By Traci Butterfield
I needed to get myself back out there after a break-up with my boyfriend so I decided to jump in with both feet and resume dating new guys.
Bachelor #1 seemed like a nice enough guy - laid back, a little on the shy side, artistic. I met him on an online dating service, which I guess was my first mistake. Not exactly my type, but my type hadn't been working out for me lately. I loaded my pepper spray into my purse and met him at Chickie & Pete's. When I got there, he had already arrived and had seats at the bar. And he was drunk.
He told me he was nervous about meeting me, so he stopped at a local bar on his way and had a few shots to loosen up.

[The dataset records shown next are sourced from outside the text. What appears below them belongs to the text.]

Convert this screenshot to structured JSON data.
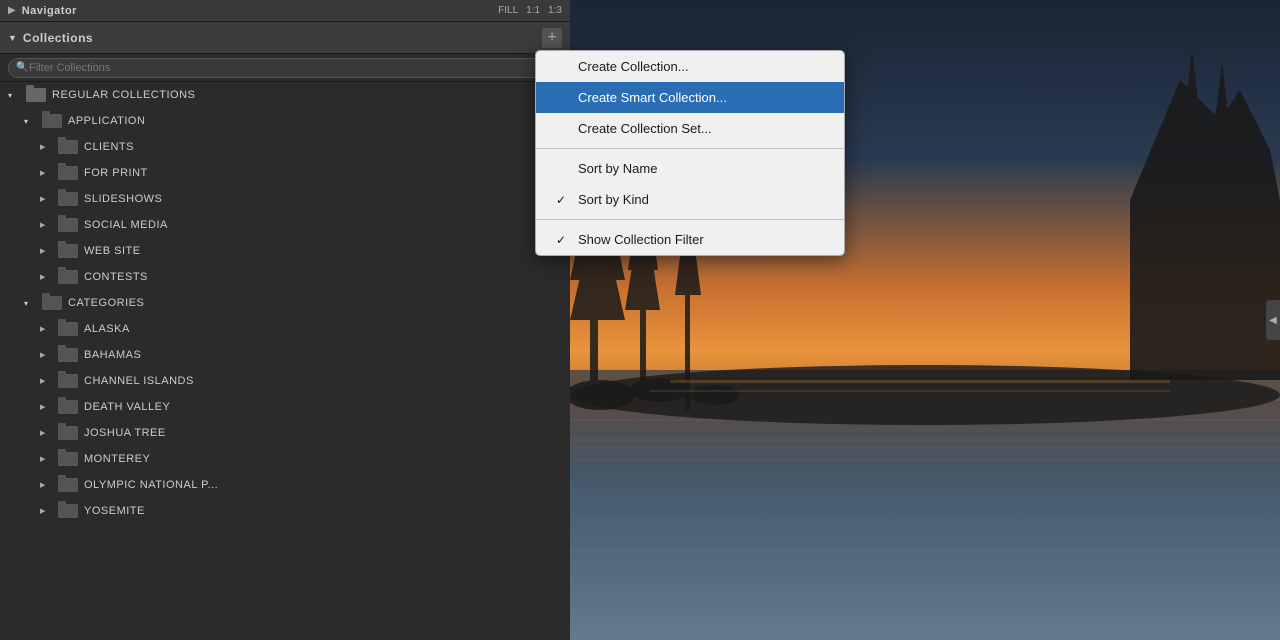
{
  "navigator": {
    "title": "Navigator",
    "controls": [
      "FILL",
      "1:1",
      "1:3"
    ]
  },
  "collections": {
    "title": "Collections",
    "plus_label": "+",
    "filter_placeholder": "Filter Collections"
  },
  "tree": {
    "items": [
      {
        "id": "regular-collections",
        "label": "REGULAR COLLECTIONS",
        "indent": 0,
        "arrow": "▾",
        "has_folder": true,
        "expanded": true
      },
      {
        "id": "application",
        "label": "APPLICATION",
        "indent": 1,
        "arrow": "▾",
        "has_folder": true,
        "expanded": true
      },
      {
        "id": "clients",
        "label": "CLIENTS",
        "indent": 2,
        "arrow": "▶",
        "has_folder": true,
        "expanded": false
      },
      {
        "id": "for-print",
        "label": "FOR PRINT",
        "indent": 2,
        "arrow": "▶",
        "has_folder": true,
        "expanded": false
      },
      {
        "id": "slideshows",
        "label": "SLIDESHOWS",
        "indent": 2,
        "arrow": "▶",
        "has_folder": true,
        "expanded": false
      },
      {
        "id": "social-media",
        "label": "SOCIAL MEDIA",
        "indent": 2,
        "arrow": "▶",
        "has_folder": true,
        "expanded": false
      },
      {
        "id": "web-site",
        "label": "WEB SITE",
        "indent": 2,
        "arrow": "▶",
        "has_folder": true,
        "expanded": false
      },
      {
        "id": "contests",
        "label": "CONTESTS",
        "indent": 2,
        "arrow": "▶",
        "has_folder": true,
        "expanded": false
      },
      {
        "id": "categories",
        "label": "CATEGORIES",
        "indent": 1,
        "arrow": "▾",
        "has_folder": true,
        "expanded": true
      },
      {
        "id": "alaska",
        "label": "ALASKA",
        "indent": 2,
        "arrow": "▶",
        "has_folder": true,
        "expanded": false
      },
      {
        "id": "bahamas",
        "label": "BAHAMAS",
        "indent": 2,
        "arrow": "▶",
        "has_folder": true,
        "expanded": false
      },
      {
        "id": "channel-islands",
        "label": "CHANNEL ISLANDS",
        "indent": 2,
        "arrow": "▶",
        "has_folder": true,
        "expanded": false
      },
      {
        "id": "death-valley",
        "label": "DEATH VALLEY",
        "indent": 2,
        "arrow": "▶",
        "has_folder": true,
        "expanded": false
      },
      {
        "id": "joshua-tree",
        "label": "JOSHUA TREE",
        "indent": 2,
        "arrow": "▶",
        "has_folder": true,
        "expanded": false
      },
      {
        "id": "monterey",
        "label": "MONTEREY",
        "indent": 2,
        "arrow": "▶",
        "has_folder": true,
        "expanded": false
      },
      {
        "id": "olympic-national",
        "label": "OLYMPIC NATIONAL P...",
        "indent": 2,
        "arrow": "▶",
        "has_folder": true,
        "expanded": false
      },
      {
        "id": "yosemite",
        "label": "YOSEMITE",
        "indent": 2,
        "arrow": "▶",
        "has_folder": true,
        "expanded": false
      }
    ]
  },
  "dropdown": {
    "items": [
      {
        "id": "create-collection",
        "label": "Create Collection...",
        "highlighted": false,
        "checkmark": ""
      },
      {
        "id": "create-smart-collection",
        "label": "Create Smart Collection...",
        "highlighted": true,
        "checkmark": ""
      },
      {
        "id": "create-collection-set",
        "label": "Create Collection Set...",
        "highlighted": false,
        "checkmark": ""
      },
      {
        "id": "sort-by-name",
        "label": "Sort by Name",
        "highlighted": false,
        "checkmark": ""
      },
      {
        "id": "sort-by-kind",
        "label": "Sort by Kind",
        "highlighted": false,
        "checkmark": "✓"
      },
      {
        "id": "show-collection-filter",
        "label": "Show Collection Filter",
        "highlighted": false,
        "checkmark": "✓"
      }
    ],
    "separator1_after": 2,
    "separator2_after": 3
  }
}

I've done the same thing in the past before meeting a blind date, but I would never tell the guy that I had to get a buzz on before I could convince myself to leave the house!
We sat there sipping our beers and getting to know each other. Correction - I was getting to know him. He didn't let me get a word in edgewise. He would ask me a question about myself and before I could finish answering, he would interject with some story of his own. I'm actually used to this - having several friends who like to dominate the conversation - but this was supposed to be a date and he was supposed to at least pretend to be interested in what I had to say.
He never did get anything to eat. Instead, as the night progressed, he started ordering shots.
Finally, he suggested we call it a night...because he wanted to go to his friend's house to "get trashed". He could have kept that to himself.
But I was glad the date was over. He asked me to text him when I got home, so he would know I made it safely. So I did. I heard from him once after that. That was enough for me.
Bachelor #2 was someone I went to high school with. I considered him an acquaintance and ran into him several times in the 10 years since I graduated, but we were never close friends. I knew he had always had a thing for me, so when he asked me to go out for a beer, I figured this one would be better.
He picked me up and we went to a small local bar and I had a really good time.
Two days later my power went out, so he invited me to his house for a movie. This was fine until halfway through the movie when he referred to me as his girlfriend. I'm sorry...what? First of all, don't you think the second date is a little soon to be referring to me as your girlfriend? And second, shouldn't you have maybe discussed this with me before you proclaim that we're a couple?
At this point, I was starting to feel a little weirded out and I thought maybe some distance would be needed. This guy had taken to texting me 30 times a day, yelling at me when I didn't respond quickly enough, and telling me how I was "the best thing to ever happen to him".
Whoa - slow down.
I had already committed to going to a baseball game with him later that weekend. But the day before the game, I decided I couldn't put up with this. Space is a very important thing to me and this guy had turned into a cling-on. So I called him and told him I wasn't ready for this, he was moving too fast and I didn't want to see him anymore...but that we could still be friends. Isn't that what everyone says when they're trying to let someone down gently?
He took me at my word and asked if we could still go to the game. Hesitantly, I agreed.
He asked if he could come by a little early because he had a present for me. I told him I didn't want any presents from him. He insisted and assured me that he wasn't trying to impress me and he didn't expect anything in return. He showed up at my house with an e-reader - a very expensive, top-of-the-line e-reader -- and toys for my dog.
Now I'm really uncomfortable.
But as I stood there, he open the packaging, plugged in the reader and told me: "Now it can't be returned because it's been opened." I told him again and again that I couldn't accept this gift. But he insisted. And finally I just stop arguing about it.
We went to the ball game and to my surprise, his parents were there. If we were dating, the third date is definitely not an appropriate time to meet the parents. But since we aren't dating, the least he could have done was told me ahead of time that this was a family affair. I could not wait to get out of there.
Once I was safely home and the e-reader was hidden away on a shelf, I vowed no more dating. Not for a while anyway. Shortly thereafter, my old boyfriend came back and wooed me all over again.
It wasn't hard, considering the guys who tried to win me over in his absence.